Les jumeaux étaient partis, ricanants, avec un air en dessous qui ne lui avait rien dit qui vaille, et elle avait attaqué aussi sec, en lui sortant son sourire dévastateur :

-          Tu ne crois pas que tu en fais trop ? On ne va pas te dévaliser avec tout ce monde qui va et vient !

Il ne lui répondit pas tout de suite : il examinait le secteur de l’aire où ils étaient garés ; il n’y avait pas grand-chose à voir : l’aire était plate, quelques arbres étiques prétendaient donner un peu d’ombre à une herbe rase, abimée par les passages fréquents de piétons ; personne n’était installé à proximité, mais c’est à voix basse qu’il lui répondit :

-         Tu es folle ou quoi ? On monte une opération d’enfer pour charrier cette valise, et tu crois que je vais la laisser dans un coffre qu’un enfant de huit ans peut ouvrir avec une lime à ongles ? C’est notre boulot, c’est tout, et je te rappelle qu’on est là pour le boulot, et le boulot uniquement !

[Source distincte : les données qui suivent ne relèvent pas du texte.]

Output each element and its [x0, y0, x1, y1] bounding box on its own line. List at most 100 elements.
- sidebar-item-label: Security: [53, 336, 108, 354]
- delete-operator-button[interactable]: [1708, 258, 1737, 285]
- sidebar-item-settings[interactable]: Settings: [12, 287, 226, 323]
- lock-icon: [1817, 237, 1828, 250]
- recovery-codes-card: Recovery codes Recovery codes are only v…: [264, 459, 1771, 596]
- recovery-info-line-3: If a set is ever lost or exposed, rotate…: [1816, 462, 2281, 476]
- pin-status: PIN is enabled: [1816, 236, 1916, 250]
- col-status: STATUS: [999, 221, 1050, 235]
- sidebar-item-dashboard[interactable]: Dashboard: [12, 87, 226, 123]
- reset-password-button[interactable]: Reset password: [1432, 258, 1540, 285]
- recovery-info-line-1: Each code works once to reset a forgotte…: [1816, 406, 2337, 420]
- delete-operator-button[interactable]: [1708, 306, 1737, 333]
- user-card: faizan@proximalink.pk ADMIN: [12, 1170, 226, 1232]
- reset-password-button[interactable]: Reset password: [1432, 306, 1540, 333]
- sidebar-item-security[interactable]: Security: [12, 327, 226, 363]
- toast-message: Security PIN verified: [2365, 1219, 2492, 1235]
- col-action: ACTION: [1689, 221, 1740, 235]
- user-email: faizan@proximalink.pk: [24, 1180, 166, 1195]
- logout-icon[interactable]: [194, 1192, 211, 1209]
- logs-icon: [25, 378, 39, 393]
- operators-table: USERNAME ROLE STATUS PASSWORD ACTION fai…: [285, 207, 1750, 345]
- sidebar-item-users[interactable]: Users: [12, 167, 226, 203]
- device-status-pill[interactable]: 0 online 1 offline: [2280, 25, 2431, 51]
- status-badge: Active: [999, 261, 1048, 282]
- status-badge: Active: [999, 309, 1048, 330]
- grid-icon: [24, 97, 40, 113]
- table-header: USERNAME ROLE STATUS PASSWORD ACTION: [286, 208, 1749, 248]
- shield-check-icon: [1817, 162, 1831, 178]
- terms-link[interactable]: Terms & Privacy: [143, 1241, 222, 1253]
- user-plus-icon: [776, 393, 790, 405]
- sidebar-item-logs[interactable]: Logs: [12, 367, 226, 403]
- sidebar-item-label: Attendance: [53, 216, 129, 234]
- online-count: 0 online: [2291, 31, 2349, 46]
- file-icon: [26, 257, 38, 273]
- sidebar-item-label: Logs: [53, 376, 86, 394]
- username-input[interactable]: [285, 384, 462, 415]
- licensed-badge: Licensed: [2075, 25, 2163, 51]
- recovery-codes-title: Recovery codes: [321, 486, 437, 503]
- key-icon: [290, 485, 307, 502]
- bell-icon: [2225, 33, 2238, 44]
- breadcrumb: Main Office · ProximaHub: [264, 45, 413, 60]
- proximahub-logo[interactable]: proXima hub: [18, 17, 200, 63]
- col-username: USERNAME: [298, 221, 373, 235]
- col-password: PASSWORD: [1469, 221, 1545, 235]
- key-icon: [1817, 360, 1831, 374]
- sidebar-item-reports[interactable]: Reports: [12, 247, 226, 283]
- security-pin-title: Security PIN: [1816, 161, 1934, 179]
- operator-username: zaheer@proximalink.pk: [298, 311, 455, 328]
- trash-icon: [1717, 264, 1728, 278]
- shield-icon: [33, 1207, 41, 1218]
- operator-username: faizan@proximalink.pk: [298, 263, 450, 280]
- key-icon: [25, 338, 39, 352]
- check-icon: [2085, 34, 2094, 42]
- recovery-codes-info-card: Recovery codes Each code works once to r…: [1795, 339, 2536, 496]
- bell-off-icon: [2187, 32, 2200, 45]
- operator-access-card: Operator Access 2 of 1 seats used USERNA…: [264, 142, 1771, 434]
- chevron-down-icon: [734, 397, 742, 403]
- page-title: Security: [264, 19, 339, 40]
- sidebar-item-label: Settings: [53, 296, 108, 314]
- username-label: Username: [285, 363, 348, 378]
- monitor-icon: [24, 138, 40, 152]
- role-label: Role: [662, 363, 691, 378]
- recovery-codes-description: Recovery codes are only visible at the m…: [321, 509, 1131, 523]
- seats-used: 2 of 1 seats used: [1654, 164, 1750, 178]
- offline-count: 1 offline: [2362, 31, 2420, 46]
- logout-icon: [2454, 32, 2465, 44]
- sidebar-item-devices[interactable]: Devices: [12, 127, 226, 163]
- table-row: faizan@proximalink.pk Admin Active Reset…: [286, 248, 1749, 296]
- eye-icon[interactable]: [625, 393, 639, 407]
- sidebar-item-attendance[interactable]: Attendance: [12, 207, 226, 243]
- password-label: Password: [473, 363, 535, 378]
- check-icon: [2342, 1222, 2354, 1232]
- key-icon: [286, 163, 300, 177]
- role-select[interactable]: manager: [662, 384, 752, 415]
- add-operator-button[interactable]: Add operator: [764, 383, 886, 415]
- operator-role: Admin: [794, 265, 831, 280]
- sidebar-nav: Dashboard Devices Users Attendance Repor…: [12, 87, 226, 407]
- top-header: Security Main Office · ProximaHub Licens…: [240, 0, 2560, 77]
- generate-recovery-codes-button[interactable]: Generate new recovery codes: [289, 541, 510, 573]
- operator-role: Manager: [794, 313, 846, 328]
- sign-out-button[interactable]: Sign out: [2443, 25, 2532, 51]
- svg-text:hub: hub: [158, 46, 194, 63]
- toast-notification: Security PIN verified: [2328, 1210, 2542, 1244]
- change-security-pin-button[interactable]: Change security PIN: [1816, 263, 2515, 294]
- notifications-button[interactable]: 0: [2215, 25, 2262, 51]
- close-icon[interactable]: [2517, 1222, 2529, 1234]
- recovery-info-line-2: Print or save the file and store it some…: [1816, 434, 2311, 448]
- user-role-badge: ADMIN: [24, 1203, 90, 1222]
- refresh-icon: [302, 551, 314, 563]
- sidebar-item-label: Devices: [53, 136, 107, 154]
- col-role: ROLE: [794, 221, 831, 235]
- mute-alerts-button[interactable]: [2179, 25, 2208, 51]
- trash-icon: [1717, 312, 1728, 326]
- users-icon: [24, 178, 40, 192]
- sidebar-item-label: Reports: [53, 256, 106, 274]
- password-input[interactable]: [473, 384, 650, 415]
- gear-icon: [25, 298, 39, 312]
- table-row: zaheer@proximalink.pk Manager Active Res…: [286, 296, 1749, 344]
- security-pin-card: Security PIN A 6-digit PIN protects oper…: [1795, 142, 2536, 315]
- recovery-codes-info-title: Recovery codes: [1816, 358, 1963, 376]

-         Ouhââ, le type sérieux, le vrai pro ! Tu tiens à conserver ta réputation dans le service ! Détends toi un peu, il faut vivre !

Et bien, entendu, elle avait jugé bon de venir se coller à lui, et d’essayer de lui rouler une galoche, histoire d’appuyer son propos ; il s’était détaché vivement :

-         Merde, arrête, tu connais les jumeaux, ils ont l’œil partout ! Va manger avec eux, et j’irai m’offrir un sandwich quand vous reviendrez.

Vexée de voir qu’il n’avait pas cédé à son invite, habituée qu’elle était à voir les hommes faire ses quatre volontés, elle s’était éloignée en balançant exagérément ses hanches, sachant bien qu’il la suivait du regard.

Il avait effectivement un peu de mal à décrocher ses yeux de son fessier ; c’est vrai qu’elle était bien roulée, la rosse, et qu’elle savait y faire ; c’est comme ça qu’il s’était fait avoir ; et c’était sa seconde complication.

Il était retourné s’asseoir dans la voiture, côté passager cette fois, pour avoir plus de place et se relaxer un peu. Par habitude, il avait à nouveau jeté un œil rapide, en apparence inattentif, sur les environs ; tout était en ordre, il en aurait juré. D’ailleurs aucune voiture inconnue ne les avait suivis depuis leur départ, de cela il était sûr, et ils s’étaient arrêtés sur cette aire de manière inopinée : comme toujours en pareil cas, il avait déboité sur la bretelle de l’aire à la dernière extrémité, sans clignotant, pour surprendre un éventuel poursuivant. Dans son rétroviseur, il n’avait rien constaté d’anormal; il ne pouvait donc pas y avoir de surprise. Mais il croyait à la force de la routine, et il ne dérogeait jamais à un certain nombre de précautions, que beaucoup de ses collègues jugeaient inutiles ou exagérées ; c’est pourtant grâce à ces vieux réflexes qu’il continuait sans encombre son travail sur le terrain, à un âge où la plupart, les nerfs usés, cherchent un poste moins exposé, ou ont payé le prix de leur imprudence. C’est cette routine qui l’avait préservé, et c’est cette routine qui l’amenait à rester là, sur ce parking bourré, alors que les risques étaient minimes, en effet, mais il avait pour habitude de ne jamais courir de risque.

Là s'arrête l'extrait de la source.